New York City is launching a new crackdown on motorized bicycles, known as e-bikes, which are illegal on city streets.
New York City is launching a new crackdown on motorized bicycles, known as e-bikes, which are illegal on city streets. Photo Credit: Getty Images/Tucker Ranson

One of Mayor Bill de Blasio’s re-election TV ads reminds New Yorkers that crime has dropped under his administration. While shootings and homicides have declined under the last three mayors, it’s also true that during that span, NYC has prioritized the policing of things many New Yorkers don’t necessarily associate with crime.

Rudy Giuliani made squeegee men and homeless people a priority for police, dubbing the approach broken-windows policing. Michael Bloomberg supported stop-and-frisk, or the mass stopping of blacks and Hispanics for things like “furtive movements.” Now, de Blasio wages war on a supposed new threat: delivery workers who use e-bikes.

Last month, de Blasio took to the Upper West Side to unveil a new layer to the NYPD’s e-bike crackdown. Responding to the complaints of a local street safety activist, de Blasio vowed to punish not only e-bike riders — many of whom are immigrants — but also their employers. While courting mega-corporation Amazon for a headquarters in NYC, the mayor essentially wants to fine small Mexican and Chinese restaurants for employing e-bike workers. Starting next year, businesses with delivery riders who use e-bikes will be fined $100, a fine that doubles for a second offense.

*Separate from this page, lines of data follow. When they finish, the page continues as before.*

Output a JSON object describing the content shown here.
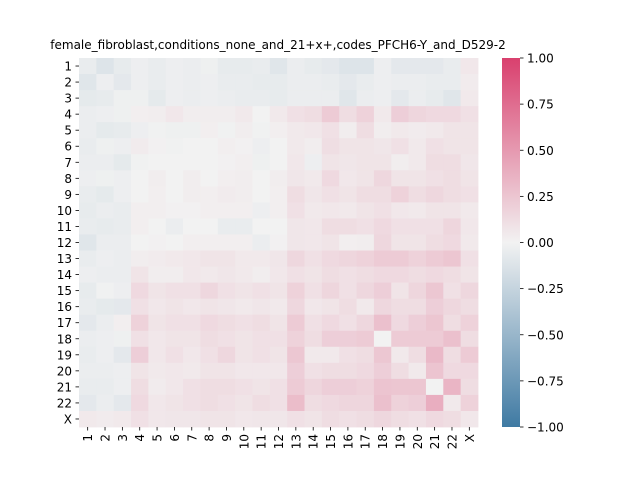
{
  "chart_data": {
    "type": "heatmap",
    "title": "female_fibroblast,conditions_none_and_21+x+,codes_PFCH6-Y_and_D529-2",
    "xlabel": "",
    "ylabel": "",
    "row_labels": [
      "1",
      "2",
      "3",
      "4",
      "5",
      "6",
      "7",
      "8",
      "9",
      "10",
      "11",
      "12",
      "13",
      "14",
      "15",
      "16",
      "17",
      "18",
      "19",
      "20",
      "21",
      "22",
      "X"
    ],
    "col_labels": [
      "1",
      "2",
      "3",
      "4",
      "5",
      "6",
      "7",
      "8",
      "9",
      "10",
      "11",
      "12",
      "13",
      "14",
      "15",
      "16",
      "17",
      "18",
      "19",
      "20",
      "21",
      "22",
      "X"
    ],
    "colorbar": {
      "vmin": -1.0,
      "vmax": 1.0,
      "ticks": [
        1.0,
        0.75,
        0.5,
        0.25,
        0.0,
        -0.25,
        -0.5,
        -0.75,
        -1.0
      ],
      "tick_labels": [
        "1.00",
        "0.75",
        "0.50",
        "0.25",
        "0.00",
        "−0.25",
        "−0.50",
        "−0.75",
        "−1.00"
      ],
      "color_low": "#3f7aa3",
      "color_mid": "#f2f2f2",
      "color_high": "#d9406e"
    },
    "values": [
      [
        -0.05,
        -0.12,
        -0.06,
        -0.03,
        -0.05,
        -0.03,
        -0.04,
        -0.02,
        -0.06,
        -0.06,
        -0.05,
        -0.1,
        -0.04,
        -0.06,
        -0.08,
        -0.12,
        -0.12,
        -0.03,
        -0.08,
        -0.08,
        -0.08,
        -0.05,
        0.06
      ],
      [
        -0.1,
        -0.03,
        -0.08,
        -0.03,
        -0.05,
        -0.03,
        -0.04,
        -0.03,
        -0.05,
        -0.05,
        -0.06,
        -0.06,
        -0.04,
        -0.04,
        -0.05,
        -0.08,
        -0.05,
        -0.03,
        -0.04,
        -0.04,
        -0.05,
        -0.05,
        0.04
      ],
      [
        -0.07,
        -0.06,
        -0.02,
        -0.02,
        -0.07,
        -0.03,
        -0.04,
        -0.03,
        -0.04,
        -0.05,
        -0.05,
        -0.06,
        -0.04,
        -0.04,
        -0.04,
        -0.1,
        -0.04,
        -0.03,
        -0.08,
        -0.04,
        -0.06,
        -0.1,
        0.05
      ],
      [
        -0.04,
        -0.03,
        -0.02,
        0.02,
        0.03,
        0.06,
        0.03,
        0.03,
        0.03,
        0.05,
        0.0,
        0.05,
        0.1,
        0.12,
        0.22,
        0.12,
        0.18,
        0.05,
        0.2,
        0.16,
        0.14,
        0.14,
        0.1
      ],
      [
        -0.04,
        -0.07,
        -0.06,
        -0.03,
        -0.01,
        -0.02,
        -0.02,
        0.02,
        -0.01,
        0.03,
        -0.01,
        0.02,
        0.05,
        0.06,
        0.1,
        0.03,
        0.12,
        0.03,
        0.05,
        0.04,
        0.05,
        0.08,
        0.08
      ],
      [
        -0.05,
        -0.02,
        -0.03,
        0.04,
        0.01,
        -0.01,
        0.0,
        0.0,
        0.02,
        0.01,
        -0.03,
        0.0,
        0.05,
        0.03,
        0.11,
        0.08,
        0.08,
        0.07,
        0.1,
        0.05,
        0.1,
        0.08,
        0.08
      ],
      [
        -0.04,
        -0.04,
        -0.07,
        -0.01,
        0.0,
        0.0,
        0.0,
        0.0,
        0.01,
        0.02,
        -0.02,
        0.0,
        0.06,
        -0.03,
        0.08,
        0.07,
        0.08,
        0.08,
        0.03,
        0.05,
        0.12,
        0.12,
        0.07
      ],
      [
        -0.03,
        -0.02,
        -0.03,
        0.0,
        0.03,
        0.0,
        0.03,
        0.0,
        0.02,
        0.03,
        0.0,
        0.03,
        0.07,
        0.05,
        0.14,
        0.06,
        0.08,
        0.15,
        0.08,
        0.08,
        0.1,
        0.12,
        0.08
      ],
      [
        -0.05,
        -0.07,
        -0.03,
        0.0,
        0.02,
        0.0,
        0.03,
        0.02,
        0.04,
        0.03,
        0.0,
        0.02,
        0.12,
        0.07,
        0.1,
        0.08,
        0.12,
        0.12,
        0.18,
        0.12,
        0.15,
        0.12,
        0.1
      ],
      [
        -0.06,
        -0.04,
        -0.05,
        0.02,
        0.02,
        0.01,
        0.01,
        0.02,
        0.02,
        0.02,
        -0.03,
        0.02,
        0.1,
        0.05,
        0.06,
        0.05,
        0.08,
        0.1,
        0.06,
        0.05,
        0.08,
        0.08,
        0.05
      ],
      [
        -0.05,
        -0.06,
        -0.05,
        0.02,
        0.0,
        -0.04,
        0.0,
        0.0,
        -0.05,
        -0.05,
        0.0,
        0.0,
        0.07,
        0.06,
        0.12,
        0.12,
        0.1,
        0.14,
        0.1,
        0.1,
        0.1,
        0.16,
        0.06
      ],
      [
        -0.1,
        -0.04,
        -0.04,
        0.0,
        0.01,
        0.0,
        0.02,
        0.02,
        0.02,
        0.02,
        -0.04,
        0.01,
        0.07,
        0.06,
        0.08,
        0.02,
        0.03,
        0.15,
        0.08,
        0.08,
        0.12,
        0.14,
        0.05
      ],
      [
        -0.05,
        -0.03,
        -0.04,
        0.03,
        0.04,
        0.05,
        0.06,
        0.08,
        0.08,
        0.05,
        0.05,
        0.07,
        0.15,
        0.1,
        0.14,
        0.16,
        0.18,
        0.22,
        0.22,
        0.18,
        0.22,
        0.25,
        0.1
      ],
      [
        -0.03,
        -0.04,
        -0.04,
        0.08,
        0.03,
        0.03,
        0.06,
        0.05,
        0.07,
        0.05,
        0.03,
        0.06,
        0.1,
        0.08,
        0.12,
        0.1,
        0.12,
        0.14,
        0.14,
        0.12,
        0.14,
        0.12,
        0.08
      ],
      [
        -0.06,
        -0.01,
        -0.03,
        0.14,
        0.08,
        0.1,
        0.1,
        0.15,
        0.1,
        0.08,
        0.1,
        0.08,
        0.18,
        0.1,
        0.16,
        0.1,
        0.15,
        0.2,
        0.08,
        0.16,
        0.24,
        0.1,
        0.15
      ],
      [
        -0.05,
        -0.07,
        -0.08,
        0.1,
        0.06,
        0.08,
        0.06,
        0.08,
        0.07,
        0.05,
        0.07,
        0.05,
        0.15,
        0.06,
        0.08,
        0.12,
        0.05,
        0.15,
        0.12,
        0.12,
        0.2,
        0.15,
        0.12
      ],
      [
        -0.08,
        -0.04,
        0.02,
        0.18,
        0.08,
        0.1,
        0.1,
        0.14,
        0.12,
        0.1,
        0.12,
        0.08,
        0.22,
        0.1,
        0.14,
        0.1,
        0.15,
        0.28,
        0.14,
        0.2,
        0.25,
        0.12,
        0.18
      ],
      [
        -0.04,
        -0.03,
        -0.02,
        0.1,
        0.06,
        0.08,
        0.08,
        0.12,
        0.1,
        0.08,
        0.1,
        0.1,
        0.18,
        0.12,
        0.2,
        0.2,
        0.22,
        0.0,
        0.22,
        0.22,
        0.22,
        0.28,
        0.12
      ],
      [
        -0.05,
        -0.03,
        -0.08,
        0.2,
        0.06,
        0.1,
        0.06,
        0.1,
        0.15,
        0.08,
        0.1,
        0.08,
        0.24,
        0.05,
        0.05,
        0.1,
        0.12,
        0.24,
        0.05,
        0.12,
        0.32,
        0.12,
        0.22
      ],
      [
        -0.04,
        -0.04,
        -0.03,
        0.08,
        0.05,
        0.06,
        0.05,
        0.08,
        0.08,
        0.06,
        0.06,
        0.06,
        0.2,
        0.1,
        0.12,
        0.12,
        0.14,
        0.2,
        0.12,
        0.05,
        0.26,
        0.14,
        0.14
      ],
      [
        -0.05,
        -0.05,
        -0.03,
        0.12,
        0.04,
        0.06,
        0.1,
        0.12,
        0.12,
        0.1,
        0.08,
        0.1,
        0.22,
        0.16,
        0.2,
        0.2,
        0.18,
        0.26,
        0.25,
        0.25,
        0.0,
        0.34,
        0.12
      ],
      [
        -0.08,
        -0.04,
        -0.08,
        0.14,
        0.06,
        0.08,
        0.1,
        0.12,
        0.1,
        0.08,
        0.12,
        0.1,
        0.3,
        0.12,
        0.14,
        0.16,
        0.16,
        0.28,
        0.18,
        0.2,
        0.38,
        0.05,
        0.18
      ],
      [
        0.05,
        0.04,
        0.05,
        0.1,
        0.06,
        0.07,
        0.07,
        0.08,
        0.08,
        0.06,
        0.07,
        0.07,
        0.1,
        0.08,
        0.12,
        0.1,
        0.12,
        0.15,
        0.12,
        0.1,
        0.14,
        0.12,
        0.06
      ]
    ]
  }
}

The dangers of e-bikes, which use electric motors that are illegal under NYC law, are overstated. And any squeeze on businesses will filter down to workers. In response to the crackdown, businesses can fire workers who use e-bikes or demand they use regular bikes. That will mean debilitating work conditions for workers who’ll pedal long hours each day through city streets for low wages.

Do Lee of The Biking Public Project, a group that advocates for underrepresented bicyclists, says the solution is to legalize e-bikes. The city banned the bikes under Bloomberg in 2004 along with other motorized vehicles that couldn’t be registered with the Department of Motor Vehicles. Lee says that while de Blasio redirects questions of legality to Albany, the City Council can repeal the local ordinance against e-bikes, but that City Hall has chosen to listen to e-bike complainers, not workers.

Lee says that if the issue is safety, then e-bikes can improve safety. He points out that fatigue, which is often cited as a factor in car accidents, can also lead to bike accidents. An e-bike or pedal-assist option can help workers avoid fatigue-related accidents. If the goal of ridding ourselves of e-bikes will mean workers will be more fatigued, then why wouldn’t that be dangerous?

An e-bike worker told me that he’s open to some regulations if this means police will stop harassing him. De Blasio, who says NYC is a sanctuary for immigrants, should meet with immigrant workers, Lee’s organization and others who have advocated for a repeal of the city law against e-bikes.

There are no long-term solutions without worker voices being heard.

Josmar Trujillo is a trainer, writer and activist with the Coalition to End Broken Windows.